Zhang Lin, 49, who was previously jailed for leading student hunger strikes in Anhui in support of the 1989 Tiananmen pro-democracy movement, lodged his case with provincial prosecutors on Friday.
He said a policeman took him to the Hupo police station in Hefei on the morning of February 27, saying he needed to apply for a temporary residence permit because he was originally from Bengbu.
The policeman then detained him and took his mobile phone and keys, and searched his home without a warrant, he said. When he said he needed to pick up his daughter from school in the afternoon, police refused to let him.
His daughter was then picked up by four unidentified men and was taken to the Hupo police station, where she was kept in a meeting room for more than three hours, Zhang said. He said he only saw her at around 7pm, after repeated requests.
Father and daughter were kept together until the next afternoon, by which time she had been held for 20 hours, he said. Zhang is divorced and said no one in his family was told about their detention.
"This incident has had a tremendous impact on my daughter - now she doesn't want to see or talk to anybody and she often gets moody," he said by phone. "That horrific experience has possibly brought irreparable damage to her young mind."

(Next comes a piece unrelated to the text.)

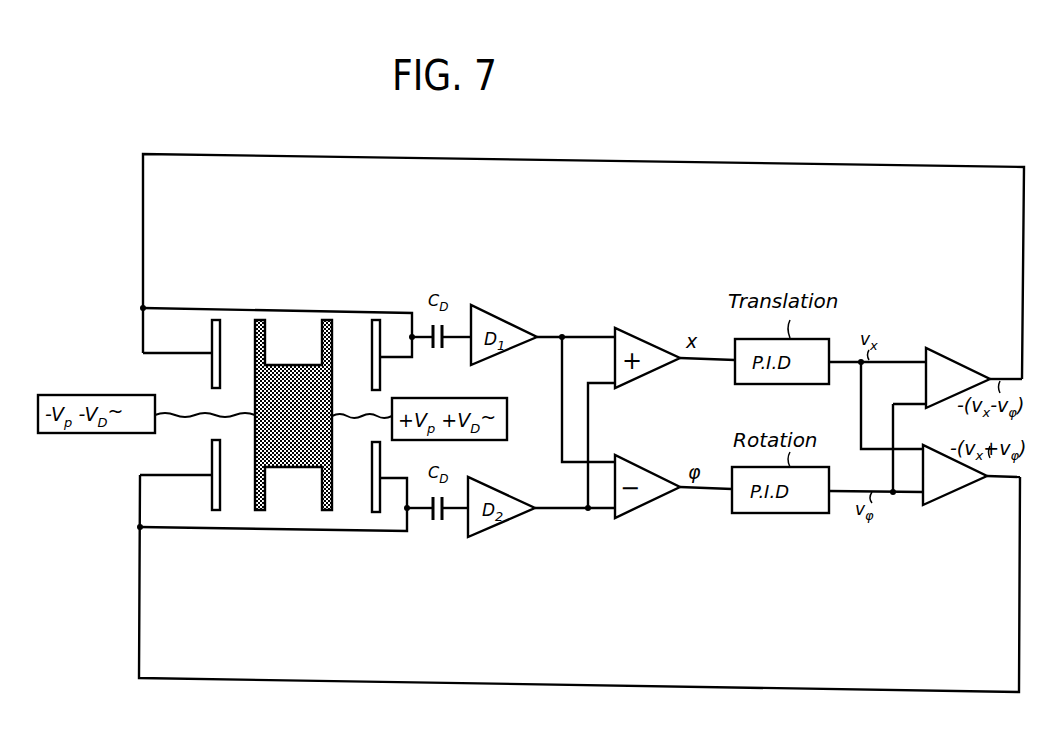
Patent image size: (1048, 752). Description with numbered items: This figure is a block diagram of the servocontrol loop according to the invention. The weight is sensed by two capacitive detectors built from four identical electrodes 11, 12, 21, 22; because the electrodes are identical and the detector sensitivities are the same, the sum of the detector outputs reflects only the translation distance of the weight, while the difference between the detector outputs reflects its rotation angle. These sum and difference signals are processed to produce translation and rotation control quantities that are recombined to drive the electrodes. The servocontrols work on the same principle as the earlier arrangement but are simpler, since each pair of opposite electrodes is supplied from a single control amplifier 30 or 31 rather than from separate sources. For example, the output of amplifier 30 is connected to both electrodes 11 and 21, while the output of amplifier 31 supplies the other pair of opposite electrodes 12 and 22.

A Hefei public security bureau worker said he had no knowledge of the case.
After their release, Zhang and his daughter were sent back to Bengbu, 130 kilometres away, and are homeless, after police barred them from staying in Hefei. His daughter has been barred from returning to her school.
Zhang was in Hefei to be close to his eldest daughter, who is attending university there. He has been appealing online for somewhere for him and his younger daughter to stay.
Zhang, a writer and political activist, has been imprisoned and given re-education-through labour sentences several times. He was last jailed in 2005 after publishing online articles critical of the government, when his daughter was nearly two. He was released in 2009.